As a response to concerns of anonymity and user privacy when releasing datasets for public use, fakeR is a package created to help allow users to simulate from an existing dataset. The package allows for simulating datasets of various variable types. This includes datasets containing categorical and quantitative variables as well as datasets of clustered time series observations. The package functions are also useful for maintaining a similar structure of missingness if one is to exist in the existing dataset.
One potential workflow for anonymization using this package would be to simulate fake data from the existing dataset to release to the public. From there, give others the opportunity to run analyses on the fake data and privately share their scripts to be rerun by the data owner on the real dataset. This procedure protects the anonymity of the individuals while allowing the analyses to be run on the real data for accurate end results. The amount of information from the original dataset to be shared in the simulated version can be specified, from approximate distribution .including covariances, between variables to the variable type only, with the data encoded with random numbers. Further research is currently being done to test and analyze such a method.
library(datasets)
library(fakeR)
library(stats)
# single column of an unordered, string factor
state_df <- data.frame(division=state.division)
# character variable
state_df$division <- as.character(state_df$division)
# numeric variable
state_df$area <- state.area
# factor variable
state_df$region <- state.region
state_sim <- simulate_dataset(state_df)
## Warning in data.class(current): NAs introduced by coercion
## [1] "Some unordered factors..."
## [1] "Numeric variables. No ordered factors..."

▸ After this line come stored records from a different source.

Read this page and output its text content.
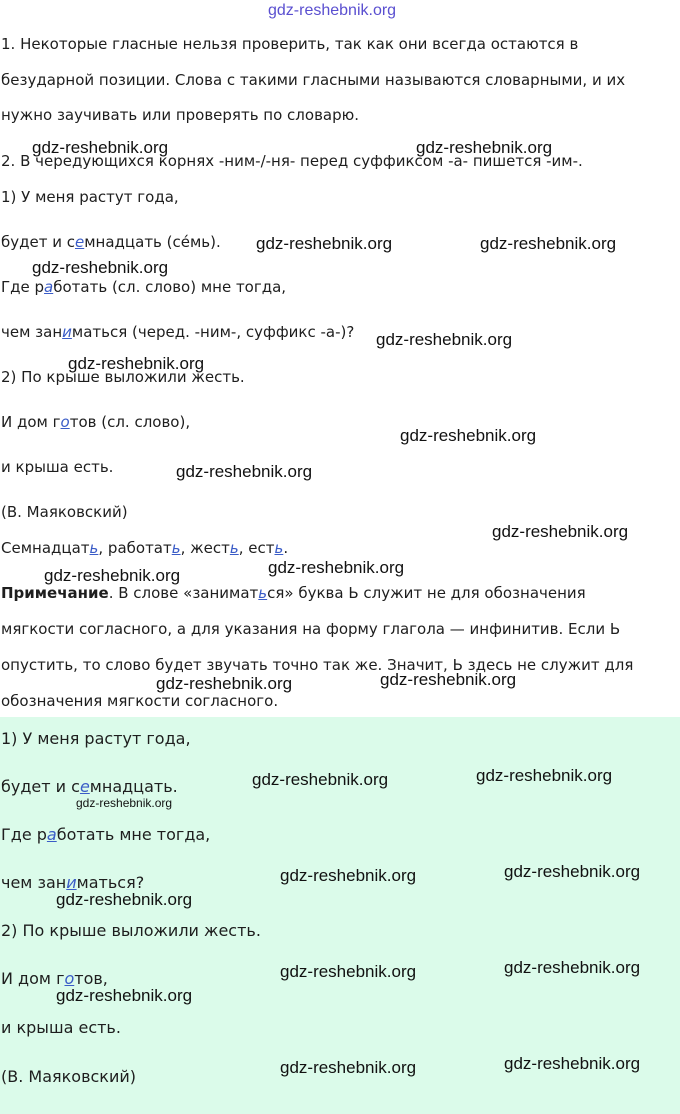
gdz-reshebnik.org
1. Некоторые гласные нельзя проверить, так как они всегда остаются в
безударной позиции. Слова с такими гласными называются словарными, и их
нужно заучивать или проверять по словарю.
2. В чередующихся корнях -ним-/-ня- перед суффиксом -а- пишется -им-.
1) У меня растут года,
будет и семнадцать (сéмь).
Где работать (сл. слово) мне тогда,
чем заниматься (черед. -ним-, суффикс -а-)?
2) По крыше выложили жесть.
И дом готов (сл. слово),
и крыша есть.
(В. Маяковский)
Семнадцать, работать, жесть, есть.
Примечание. В слове «заниматься» буква Ь служит не для обозначения
мягкости согласного, а для указания на форму глагола — инфинитив. Если Ь
опустить, то слово будет звучать точно так же. Значит, Ь здесь не служит для
обозначения мягкости согласного.
1) У меня растут года,
будет и семнадцать.
Где работать мне тогда,
чем заниматься?
2) По крыше выложили жесть.
И дом готов,
и крыша есть.
(В. Маяковский)
gdz-reshebnik.org	gdz-reshebnik.org
gdz-reshebnik.org	gdz-reshebnik.org
gdz-reshebnik.org
gdz-reshebnik.org
gdz-reshebnik.org
gdz-reshebnik.org
gdz-reshebnik.org
gdz-reshebnik.org
gdz-reshebnik.org
gdz-reshebnik.org
gdz-reshebnik.org
gdz-reshebnik.org
gdz-reshebnik.org	gdz-reshebnik.org
gdz-reshebnik.org
gdz-reshebnik.org	gdz-reshebnik.org
gdz-reshebnik.org
gdz-reshebnik.org	gdz-reshebnik.org
gdz-reshebnik.org
gdz-reshebnik.org	gdz-reshebnik.org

Notice how the function prints the variable types is notices while it is generating the simulated data.
head(state_df)
## division area region
## 1 East South Central 51609 South
## 2 Pacific 589757 West
## 3 Mountain 113909 West
## 4 West South Central 53104 South
## 5 Pacific 158693 West
## 6 Mountain 104247 West
head(state_sim)
## area division region
## 1 110614 Middle Atlantic Northeast
## 2 13687 Pacific West
## 3 173203 South Atlantic South
## 4 -10595 Mountain West
## 5 83022 Mountain West
## 6 101450 West North Central North Central
It is important to note that the multivariate normal assumption for generating numeric and ordered factor data is not always appropriate given the original data.
df <- mtcars
# change one of the variable types to an unordered factor
df$carb <- as.factor(df$carb)
# change another variable type to an ordered factor
df$gear <- as.ordered(as.factor(df$gear))
df[2,] <- NA
sim_df <- simulate_dataset(df, stealth.level=2, ignore='mpg', use.miss=TRUE)
## time series dataframe
tree_ring <- data.frame(treering)
tree_ring$year <- c(1: nrow(tree_ring))
sim_tree_ring <- simulate_dataset_ts(tree_ring,
cluster="treering",
time.variable="year")
## [1] "Some clustered time series data..."
## [1] "Processing done..."
plot (tree_ring$year, tree_ring$treering, type='l',
main=paste("Original","Normalized ring width"),
ylab="Ring width", xlab="Year index")
plot (tree_ring$year, tree_ring$treering, type='l',
main=paste("Simulated","Normalized ring width"),
ylab="Ring width", xlab="Year index")
Of note is the fact that the current options are to simulate data from a stationary or zero-inflated count time series.